Violence conjugale: 6700 femmes hébergées d'urgence l'an dernier

Malgré les campagnes publicitaires pour contrer la violence conjugale, ce phénomène ne semble pas vouloir s'estomper au Québec. L'an dernier, plus de 6700 femmes et 5000 enfants ont été hébergés d'urgence dans 82 maisons d'hébergement en raison des risques que présentait un conjoint violent.
«La demande est toujours là. Elle est soutenue. Est-ce qu'on peut dire qu'elle a augmenté? On n'a pas de données mais elle n'a sûrement pas diminué», a commenté mercredi, au Soleil, Manon Monastesse, de la Fédération des maisons d'hébergement pour femmes.

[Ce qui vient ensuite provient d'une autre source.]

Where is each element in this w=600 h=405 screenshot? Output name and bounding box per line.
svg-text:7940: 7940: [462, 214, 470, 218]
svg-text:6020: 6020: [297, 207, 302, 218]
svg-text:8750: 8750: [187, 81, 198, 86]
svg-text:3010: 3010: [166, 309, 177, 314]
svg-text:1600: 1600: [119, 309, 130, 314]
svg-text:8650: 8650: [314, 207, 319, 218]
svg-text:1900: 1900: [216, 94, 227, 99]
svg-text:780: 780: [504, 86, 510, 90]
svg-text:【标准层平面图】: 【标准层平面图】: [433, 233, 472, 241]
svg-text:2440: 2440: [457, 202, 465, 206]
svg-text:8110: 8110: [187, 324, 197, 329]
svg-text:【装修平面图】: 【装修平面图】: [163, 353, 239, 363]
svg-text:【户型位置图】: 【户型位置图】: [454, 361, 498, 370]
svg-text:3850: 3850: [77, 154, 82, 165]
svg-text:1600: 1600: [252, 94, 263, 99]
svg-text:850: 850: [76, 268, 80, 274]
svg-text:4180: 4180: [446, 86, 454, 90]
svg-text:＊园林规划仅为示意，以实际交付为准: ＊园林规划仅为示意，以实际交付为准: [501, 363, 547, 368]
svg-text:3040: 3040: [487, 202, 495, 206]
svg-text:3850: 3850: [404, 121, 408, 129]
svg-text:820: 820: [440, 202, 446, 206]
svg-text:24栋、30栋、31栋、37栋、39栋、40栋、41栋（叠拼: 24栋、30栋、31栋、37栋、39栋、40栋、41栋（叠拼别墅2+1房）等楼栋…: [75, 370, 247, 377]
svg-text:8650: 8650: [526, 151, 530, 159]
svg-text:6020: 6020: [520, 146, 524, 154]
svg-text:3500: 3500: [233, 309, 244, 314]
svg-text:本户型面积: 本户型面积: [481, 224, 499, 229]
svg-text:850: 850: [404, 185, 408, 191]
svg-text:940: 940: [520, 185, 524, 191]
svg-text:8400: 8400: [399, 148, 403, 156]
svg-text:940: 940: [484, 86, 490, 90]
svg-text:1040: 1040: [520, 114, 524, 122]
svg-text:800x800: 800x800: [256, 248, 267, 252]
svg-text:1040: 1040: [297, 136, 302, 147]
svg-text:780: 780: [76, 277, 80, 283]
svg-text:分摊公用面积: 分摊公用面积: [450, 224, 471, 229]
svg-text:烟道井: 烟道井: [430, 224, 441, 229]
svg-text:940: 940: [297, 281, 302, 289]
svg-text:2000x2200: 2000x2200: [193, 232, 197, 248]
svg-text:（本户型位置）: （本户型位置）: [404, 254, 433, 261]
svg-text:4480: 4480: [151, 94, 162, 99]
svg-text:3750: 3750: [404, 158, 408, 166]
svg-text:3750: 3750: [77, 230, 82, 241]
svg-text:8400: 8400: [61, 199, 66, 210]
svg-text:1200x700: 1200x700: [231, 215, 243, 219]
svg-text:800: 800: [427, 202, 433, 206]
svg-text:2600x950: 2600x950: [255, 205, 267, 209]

La demande d'hébergement de secours ne donne pas tout le portait de la situation. «Généralement, ce sont des femmes plus pauvres qui vont dans les maisons d'hébergement. Quand on a le choix d'aller chez des amis, dans la famille, qu'on a les moyens, on ne va pas nécessairement dans une maison d'hébergement», a indiqué Louise Riendeau, porte-parole du Regroupement des maisons pour femmes victimes de violence conjugale.
Chez SOS Violence conjugale, on reçoit bon an mal an 25 000 appels par année. «75 à 80 % de nos appels viennent de victimes et 95 % d'entre elles sont des femmes. On a aussi des appels de proches de victimes. Ça peut être un père dont la fille subit de la violence conjugale», a indiqué Claudine Thibodeau, formatrice à l'organisme communautaire. «Des hommes violents nous appellent aussi. On les réfère à des organismes d'aide», a-t-elle ajouté.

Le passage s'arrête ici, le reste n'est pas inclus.